O “texto” deixara então de ser, para ele, apenas o texto de vanguarda, experimental e desestabilizador do sujeito, para englobar toda a grande literatura do passado, que ele amava com paixão, no próprio momento em que a sentia ameaçada de desaparecimento. A esse respeito, em uma de suas últimas aulas ele dizia: “A ameaça de definhamento ou de extinção que pode pesar sobre a literatura soa como um extermínio de espécie, uma forma de genocídio espiritual.” O mundo pós-moderno que começava a se evidenciar, mercantil e brutal, provocava nesse Barthes maduro uma tendência melancólica muito diversa do ânimo revolucionário de sua juventude. Em seus últimos cursos, ao mesmo tempo em que sua inteligência sempre aguda o encaminha a temas que se tornarão candentes nas décadas seguintes – como o “viver junto”, ou a (im)possibilidade do grande romance contemporâneo –, multiplicam-se as confidências pessoais relativas ao luto e à nostalgia de tempos mais propícios à cultura e à arte.

A teoria barthesiana é, portanto, uma teoria mutante, que evolui e se transforma ao longo dos anos. Por isso é impróprio chamar Barthes de crítico marxista sociológico ou de semiólogo, porque essas denominações corresponderiam apenas a determinadas fases de sua carreira. Embora sempre em transformação, o teórico Barthes conservou as lições das fases abandonadas.

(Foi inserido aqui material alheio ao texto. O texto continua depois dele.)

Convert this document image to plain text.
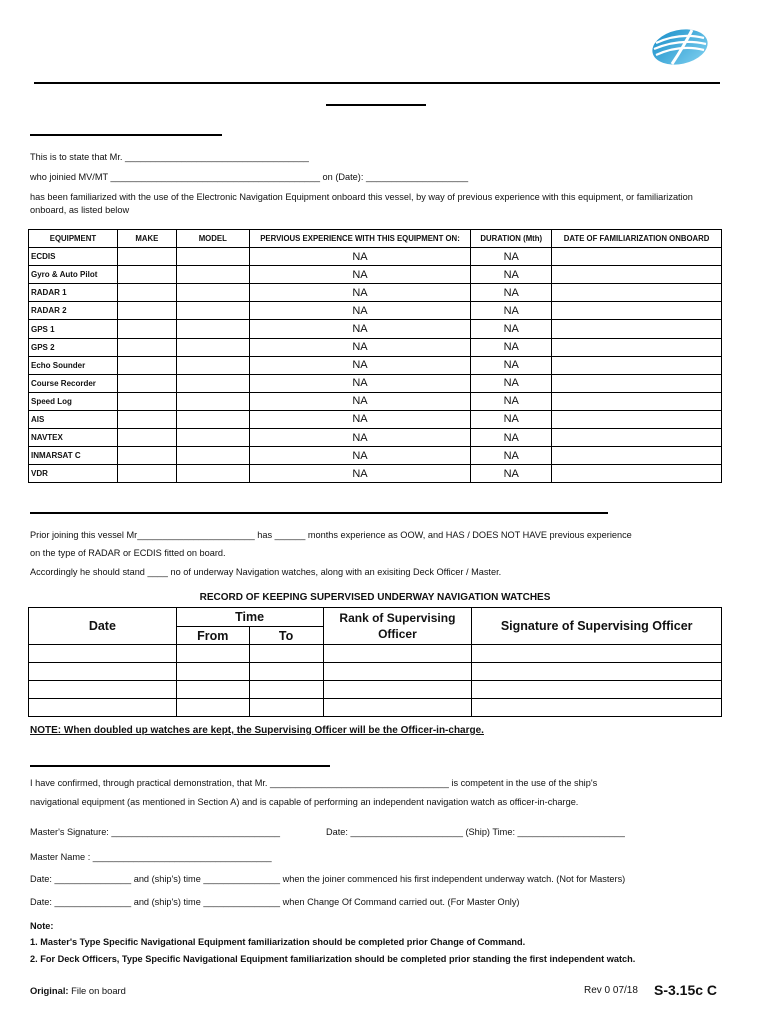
This is to state that Mr. ____________________________________
who joinied MV/MT _________________________________________ on (Date): ____________________
has been familiarized with the use of the Electronic Navigation Equipment onboard this vessel, by way of previous experience with this equipment, or familiarization onboard, as listed below
EQUIPMENT	MAKE	MODEL	PERVIOUS EXPERIENCE WITH THIS EQUIPMENT ON:	DURATION (Mth)	DATE OF FAMILIARIZATION ONBOARD
ECDIS			NA	NA	
Gyro & Auto Pilot			NA	NA	
RADAR 1			NA	NA	
RADAR 2			NA	NA	
GPS 1			NA	NA	
GPS 2			NA	NA	
Echo Sounder			NA	NA	
Course Recorder			NA	NA	
Speed Log			NA	NA	
AIS			NA	NA	
NAVTEX			NA	NA	
INMARSAT C			NA	NA	
VDR			NA	NA	
Prior joining this vessel Mr_______________________ has ______ months experience as OOW, and HAS / DOES NOT HAVE previous experience
on the type of RADAR or ECDIS fitted on board.
Accordingly he should stand ____ no of underway Navigation watches, along with an exisiting Deck Officer / Master.
RECORD OF KEEPING SUPERVISED UNDERWAY NAVIGATION WATCHES
Date	Time		Rank of Supervising Officer	Signature of Supervising Officer
	From	To		

NOTE: When doubled up watches are kept, the Supervising Officer will be the Officer-in-charge.
I have confirmed, through practical demonstration, that Mr. ___________________________________ is competent in the use of the ship's
navigational equipment (as mentioned in Section A) and is capable of performing an independent navigation watch as officer-in-charge.
Master's Signature: _________________________________	Date: ______________________ (Ship) Time: _____________________
Master Name : ___________________________________
Date: _______________ and (ship's) time _______________ when the joiner commenced his first independent underway watch. (Not for Masters)
Date: _______________ and (ship's) time _______________ when Change Of Command carried out. (For Master Only)
Note:
1. Master's Type Specific Navigational Equipment familiarization should be completed prior Change of Command.
2. For Deck Officers, Type Specific Navigational Equipment familiarization should be completed prior standing the first independent watch.
Original: File on board	Rev 0 07/18 S-3.15c C
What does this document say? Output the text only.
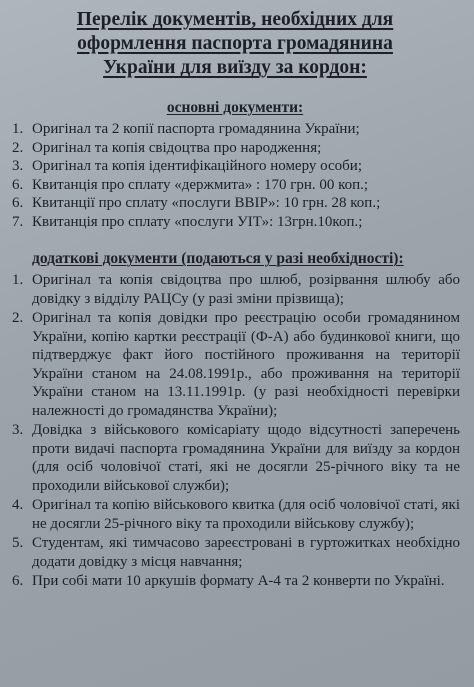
Перелік документів, необхідних для
оформлення паспорта громадянина
України для виїзду за кордон:
основні документи:
1. Оригінал та 2 копії паспорта громадянина України;
2. Оригінал та копія свідоцтва про народження;
3. Оригінал та копія ідентифікаційного номеру особи;
6. Квитанція про сплату «держмита» : 170 грн. 00 коп.;
6. Квитанції про сплату «послуги ВВІР»: 10 грн. 28 коп.;
7. Квитанція про сплату «послуги УІТ»: 13грн.10коп.;
додаткові документи (подаються у разі необхідності):
1. Оригінал та копія свідоцтва про шлюб, розірвання шлюбу або довідку з відділу РАЦСу (у разі зміни прізвища);
2. Оригінал та копія довідки про реєстрацію особи громадянином України, копію картки реєстрації (Ф-А) або будинкової книги, що підтверджує факт його постійного проживання на території України станом на 24.08.1991р., або проживання на території України станом на 13.11.1991р. (у разі необхідності перевірки належності до громадянства України);
3. Довідка з військового комісаріату щодо відсутності заперечень проти видачі паспорта громадянина України для виїзду за кордон (для осіб чоловічої статі, які не досягли 25-річного віку та не проходили військової служби);
4. Оригінал та копію військового квитка (для осіб чоловічої статі, які не досягли 25-річного віку та проходили військову службу);
5. Студентам, які тимчасово зареєстровані в гуртожитках необхідно додати довідку з місця навчання;
6. При собі мати 10 аркушів формату А-4 та 2 конверти по Україні.
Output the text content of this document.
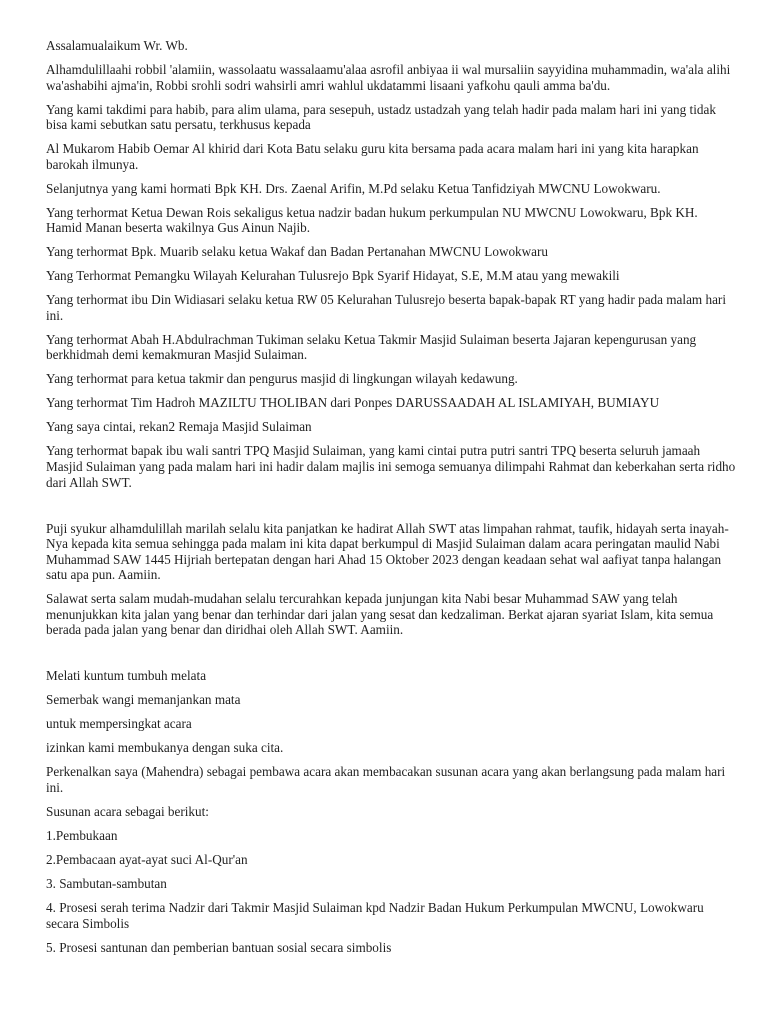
Assalamualaikum Wr. Wb.

Alhamdulillaahi robbil 'alamiin, wassolaatu wassalaamu'alaa asrofil anbiyaa ii wal mursaliin sayyidina muhammadin, wa'ala alihi wa'ashabihi ajma'in, Robbi srohli sodri wahsirli amri wahlul ukdatammi lisaani yafkohu qauli amma ba'du.

Yang kami takdimi para habib, para alim ulama, para sesepuh, ustadz ustadzah yang telah hadir pada malam hari ini yang tidak bisa kami sebutkan satu persatu, terkhusus kepada

Al Mukarom Habib Oemar Al khirid dari Kota Batu selaku guru kita bersama pada acara malam hari ini yang kita harapkan barokah ilmunya.

Selanjutnya yang kami hormati Bpk KH. Drs. Zaenal Arifin, M.Pd selaku Ketua Tanfidziyah MWCNU Lowokwaru.

Yang terhormat Ketua Dewan Rois sekaligus ketua nadzir badan hukum perkumpulan NU MWCNU Lowokwaru, Bpk KH. Hamid Manan beserta wakilnya Gus Ainun Najib.

Yang terhormat Bpk. Muarib selaku ketua Wakaf dan Badan Pertanahan MWCNU Lowokwaru

Yang Terhormat Pemangku Wilayah Kelurahan Tulusrejo Bpk Syarif Hidayat, S.E, M.M atau yang mewakili

Yang terhormat ibu Din Widiasari selaku ketua RW 05 Kelurahan Tulusrejo beserta bapak-bapak RT yang hadir pada malam hari ini.

Yang terhormat Abah H.Abdulrachman Tukiman selaku Ketua Takmir Masjid Sulaiman beserta Jajaran kepengurusan yang berkhidmah demi kemakmuran Masjid Sulaiman.

Yang terhormat para ketua takmir dan pengurus masjid di lingkungan wilayah kedawung.

Yang terhormat Tim Hadroh MAZILTU THOLIBAN dari Ponpes DARUSSAADAH AL ISLAMIYAH, BUMIAYU

Yang saya cintai, rekan2 Remaja Masjid Sulaiman

Yang terhormat bapak ibu wali santri TPQ Masjid Sulaiman, yang kami cintai putra putri santri TPQ beserta seluruh jamaah Masjid Sulaiman yang pada malam hari ini hadir dalam majlis ini semoga semuanya dilimpahi Rahmat dan keberkahan serta ridho dari Allah SWT.

Puji syukur alhamdulillah marilah selalu kita panjatkan ke hadirat Allah SWT atas limpahan rahmat, taufik, hidayah serta inayah-Nya kepada kita semua sehingga pada malam ini kita dapat berkumpul di Masjid Sulaiman dalam acara peringatan maulid Nabi Muhammad SAW 1445 Hijriah bertepatan dengan hari Ahad 15 Oktober 2023 dengan keadaan sehat wal aafiyat tanpa halangan satu apa pun. Aamiin.

Salawat serta salam mudah-mudahan selalu tercurahkan kepada junjungan kita Nabi besar Muhammad SAW yang telah menunjukkan kita jalan yang benar dan terhindar dari jalan yang sesat dan kedzaliman. Berkat ajaran syariat Islam, kita semua berada pada jalan yang benar dan diridhai oleh Allah SWT. Aamiin.

Melati kuntum tumbuh melata

Semerbak wangi memanjankan mata

untuk mempersingkat acara

izinkan kami membukanya dengan suka cita.

Perkenalkan saya (Mahendra) sebagai pembawa acara akan membacakan susunan acara yang akan berlangsung pada malam hari ini.

Susunan acara sebagai berikut:

1.Pembukaan

2.Pembacaan ayat-ayat suci Al-Qur'an

3. Sambutan-sambutan

4. Prosesi serah terima Nadzir dari Takmir Masjid Sulaiman kpd Nadzir Badan Hukum Perkumpulan MWCNU, Lowokwaru secara Simbolis

5. Prosesi santunan dan pemberian bantuan sosial secara simbolis
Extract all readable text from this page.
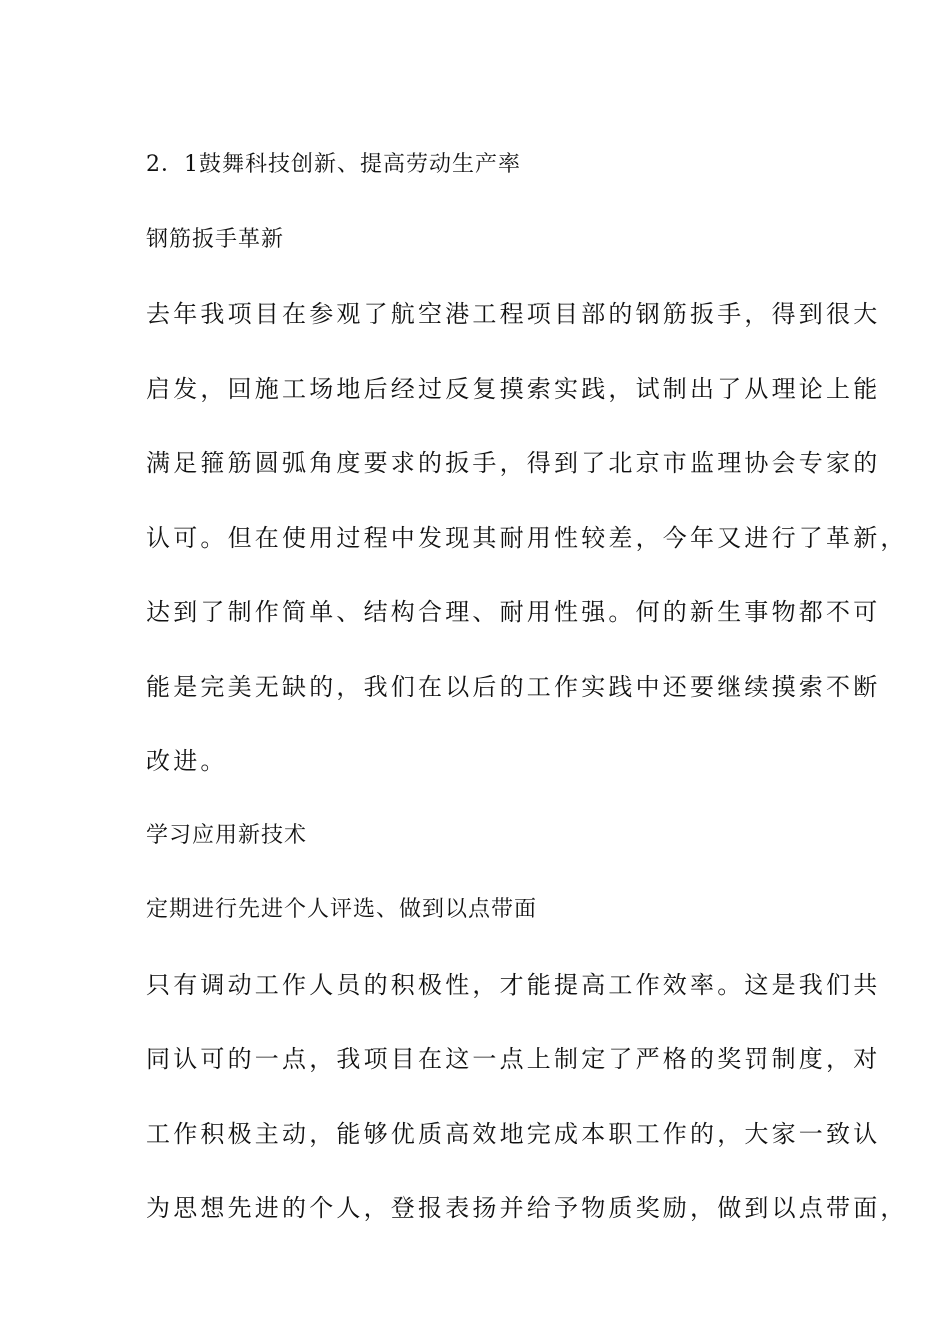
2．1鼓舞科技创新、提高劳动生产率
钢筋扳手革新
去年我项目在参观了航空港工程项目部的钢筋扳手，得到很大
启发，回施工场地后经过反复摸索实践，试制出了从理论上能
满足箍筋圆弧角度要求的扳手，得到了北京市监理协会专家的
认可。但在使用过程中发现其耐用性较差，今年又进行了革新，
达到了制作简单、结构合理、耐用性强。何的新生事物都不可
能是完美无缺的，我们在以后的工作实践中还要继续摸索不断
改进。
学习应用新技术
定期进行先进个人评选、做到以点带面
只有调动工作人员的积极性，才能提高工作效率。这是我们共
同认可的一点，我项目在这一点上制定了严格的奖罚制度，对
工作积极主动，能够优质高效地完成本职工作的，大家一致认
为思想先进的个人，登报表扬并给予物质奖励，做到以点带面，
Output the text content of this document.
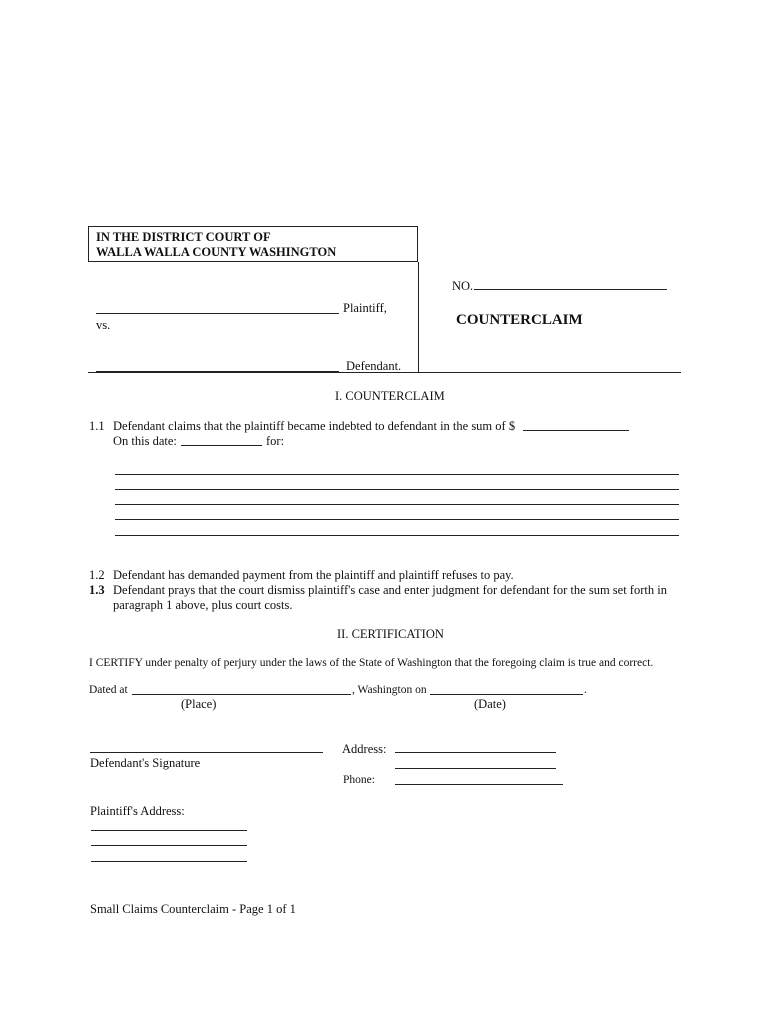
IN THE DISTRICT COURT OF
WALLA WALLA COUNTY WASHINGTON
NO.
Plaintiff,
vs.	COUNTERCLAIM
Defendant.
I. COUNTERCLAIM
1.1 Defendant claims that the plaintiff became indebted to defendant in the sum of $
On this date:	for:
1.2 Defendant has demanded payment from the plaintiff and plaintiff refuses to pay.
1.3 Defendant prays that the court dismiss plaintiff's case and enter judgment for defendant for the sum set forth in
paragraph 1 above, plus court costs.
II. CERTIFICATION
I CERTIFY under penalty of perjury under the laws of the State of Washington that the foregoing claim is true and correct.
Dated at	, Washington on	.
(Place)	(Date)
Defendant's Signature
Address:
Phone:
Plaintiff's Address:
Small Claims Counterclaim - Page 1 of 1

Mesmo sendo cada vez mais avesso ao dogmatismo marxista, a fundamentação principal de sua teoria será sempre ética e politicamente de esquerda. E, apesar de ter abandonado os esquemas rígidos do estruturalismo, suas análises aproveitarão sempre, numa primeira abordagem dos textos, os princípios ordenadores da análise estrutural. Presenças constantes em seus textos, dos primeiros até os últimos, são as palavras “história” e “crítica”, que ele tentará, incansavelmente, aliar às palavras “corpo”, “desejo” e “prazer”. Esta última palavra talvez explique a adesão de sucessivas gerações de leitores a seus textos, para além das modas teóricas e ideológicas. Porque o prazer do texto, em Barthes, nunca é mero diletantismo, mas a experiência cognitiva dos mais diversos objetos culturais, corporificada numa linguagem sensível, marcada pelo humor e pelo afeto.

*-Leyla Perrone-Moisés é professora emérita da Faculdade de Filosofia, Letras e Ciências Humanas da USP, ensaísta e tradutora de várias obras de Barthes. Publicou, entre outros livros, Altas literaturas (Companhia das Letras, 1998) e Inútil poesia (Companhia das Letras, 2000).